なんて言いながらも引きづられていく弟くんに苦笑しながらも誠さんを見ると私を見ていた。




「驚いた?」



「うーん。弟さんがいたことに驚いただけかなー。」



「そう。以外だった?オレが姉弟がいたことに。」



「うん。ねえ、誠さん。」



「ん?」



「弟くんと話してる時みたいな口調でいいよ?」



「…………」




すこししかちがいないけど。なんていう私を黙って見る誠さん。ニコリと笑うと彼ははぁ。とため息をつくと





「ごめん、そうだよな……ありがとう遥」




首をかしげたらなんでもない。と笑われる不思議に思いながらも、誠さんを眺めていたらスッキリした顔でトレーを手に持って戻ってくる美紀さんとぐったりとトレーを持ち今にも倒れてしまいそうな弟くんがランチメニューを運んできてくれた。

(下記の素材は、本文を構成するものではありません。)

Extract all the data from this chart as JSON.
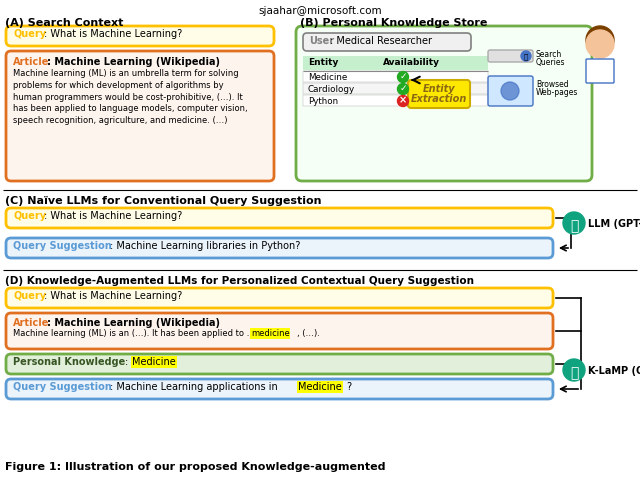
{
  "bg_color": "#ffffff",
  "email": "sjaahar@microsoft.com",
  "sec_A": "(A) Search Context",
  "sec_B": "(B) Personal Knowledge Store",
  "sec_C": "(C) Naïve LLMs for Conventional Query Suggestion",
  "sec_D": "(D) Knowledge-Augmented LLMs for Personalized Contextual Query Suggestion",
  "caption": "Figure 1: Illustration of our proposed Knowledge-augmented",
  "yellow_border": "#FFC000",
  "orange_border": "#E07020",
  "blue_border": "#5B9BD5",
  "green_border": "#70AD47",
  "gray_border": "#808080",
  "yellow_bg": "#FFFDE7",
  "orange_bg": "#FEF4EE",
  "blue_bg": "#EBF3FB",
  "green_bg": "#E2EFDA",
  "green_dark": "#375623",
  "highlight": "#FFFF00",
  "gpt_green": "#10A37F",
  "entity_yellow": "#FFE800",
  "entity_text": "#8B6914"
}
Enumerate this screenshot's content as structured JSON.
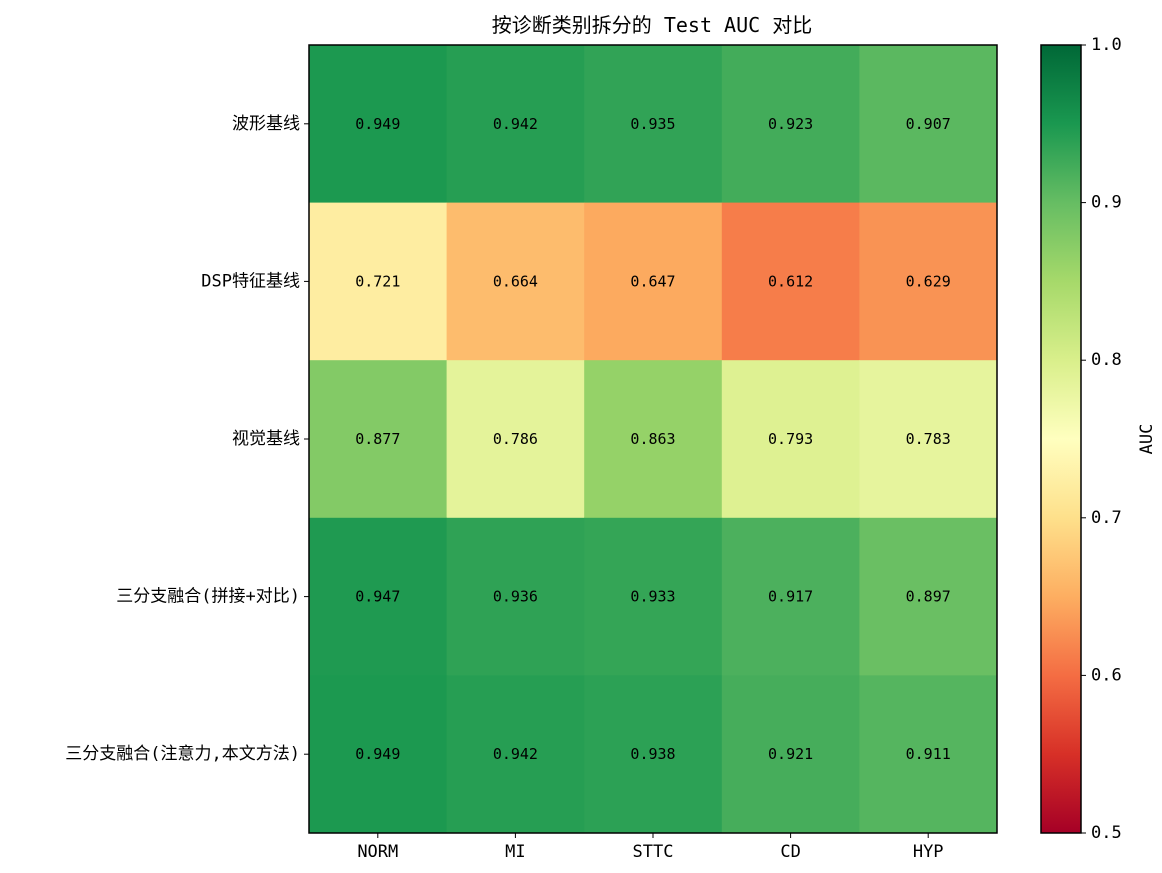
{
  "chart_data": {
    "type": "heatmap",
    "title": "按诊断类别拆分的 Test AUC 对比",
    "x_categories": [
      "NORM",
      "MI",
      "STTC",
      "CD",
      "HYP"
    ],
    "y_categories": [
      "波形基线",
      "DSP特征基线",
      "视觉基线",
      "三分支融合(拼接+对比)",
      "三分支融合(注意力,本文方法)"
    ],
    "values": [
      [
        0.949,
        0.942,
        0.935,
        0.923,
        0.907
      ],
      [
        0.721,
        0.664,
        0.647,
        0.612,
        0.629
      ],
      [
        0.877,
        0.786,
        0.863,
        0.793,
        0.783
      ],
      [
        0.947,
        0.936,
        0.933,
        0.917,
        0.897
      ],
      [
        0.949,
        0.942,
        0.938,
        0.921,
        0.911
      ]
    ],
    "value_format": "0.000",
    "colormap": "RdYlGn",
    "colorbar": {
      "label": "AUC",
      "vmin": 0.5,
      "vmax": 1.0,
      "ticks": [
        0.5,
        0.6,
        0.7,
        0.8,
        0.9,
        1.0
      ],
      "tick_labels": [
        "0.5",
        "0.6",
        "0.7",
        "0.8",
        "0.9",
        "1.0"
      ]
    },
    "xlabel": "",
    "ylabel": "",
    "grid": false
  }
}
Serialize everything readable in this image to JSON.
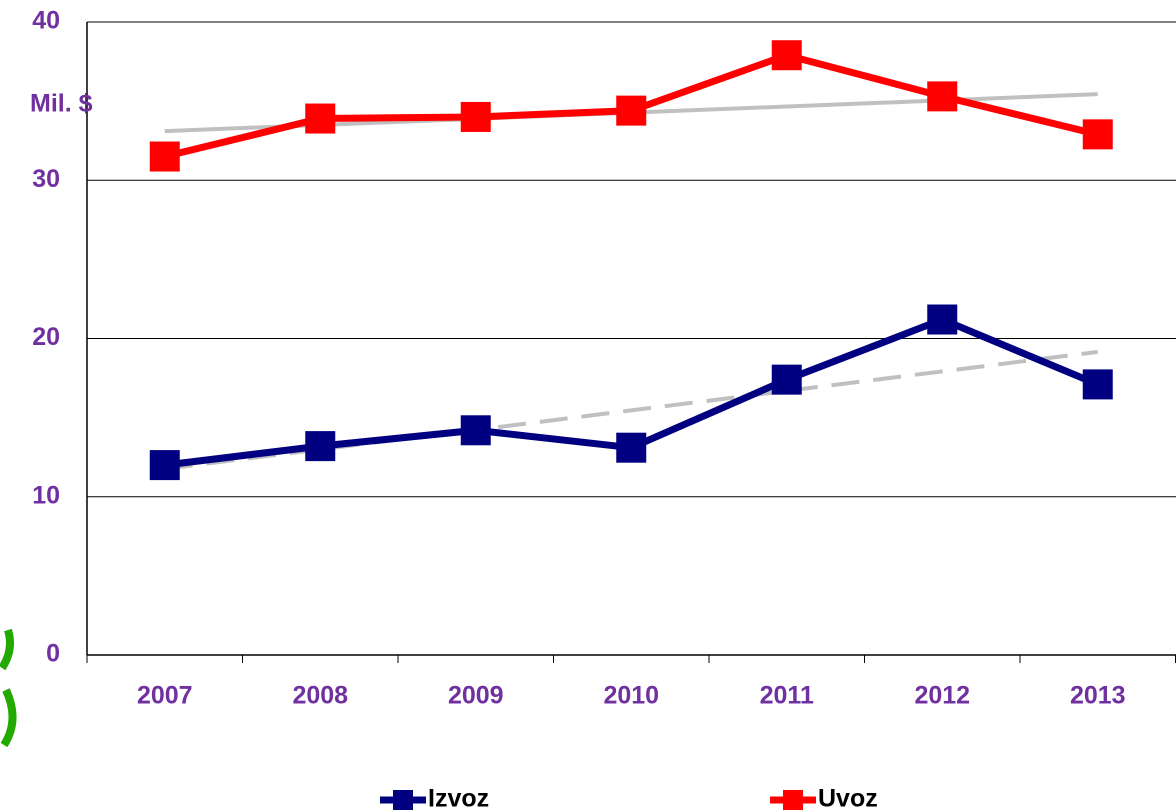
{
  "chart_data": {
    "type": "line",
    "y_label": "Mil. $",
    "categories": [
      "2007",
      "2008",
      "2009",
      "2010",
      "2011",
      "2012",
      "2013"
    ],
    "series": [
      {
        "name": "Izvoz",
        "color": "#000080",
        "values": [
          12.0,
          13.2,
          14.2,
          13.1,
          17.4,
          21.2,
          17.1
        ],
        "trendline": {
          "color": "#c0c0c0",
          "dashed": true
        }
      },
      {
        "name": "Uvoz",
        "color": "#ff0000",
        "values": [
          31.5,
          33.9,
          34.0,
          34.4,
          37.9,
          35.3,
          32.9
        ],
        "trendline": {
          "color": "#c0c0c0",
          "dashed": false
        }
      }
    ],
    "ylim": [
      0,
      40
    ],
    "yticks": [
      0,
      10,
      20,
      30,
      40
    ],
    "grid": true,
    "legend": "bottom"
  }
}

「まだでしょ?食べていきなよ!未来の妹ちゃんがいるんだしさー!遥ちゃん!私のことおねーちゃん!だなんて呼んでくれてもいいんだよ!」



「え、あ。はい!美紀おねーちゃん?」




ずいずいとくる美紀さんにおねーちゃんと呼んでしまい慌てるもののにっこり笑って喜んでいた。




「あ、誠兄の彼女さん……俺、田端松騎(まつき)って言います……どういう訳か姉貴には【マッタケ】その、よろしくすっ。」




そう言うと照れくさそうにしていた。そんな弟くんをみて可愛い。だなんて思ってしまった。本人には絶対秘密にしよう。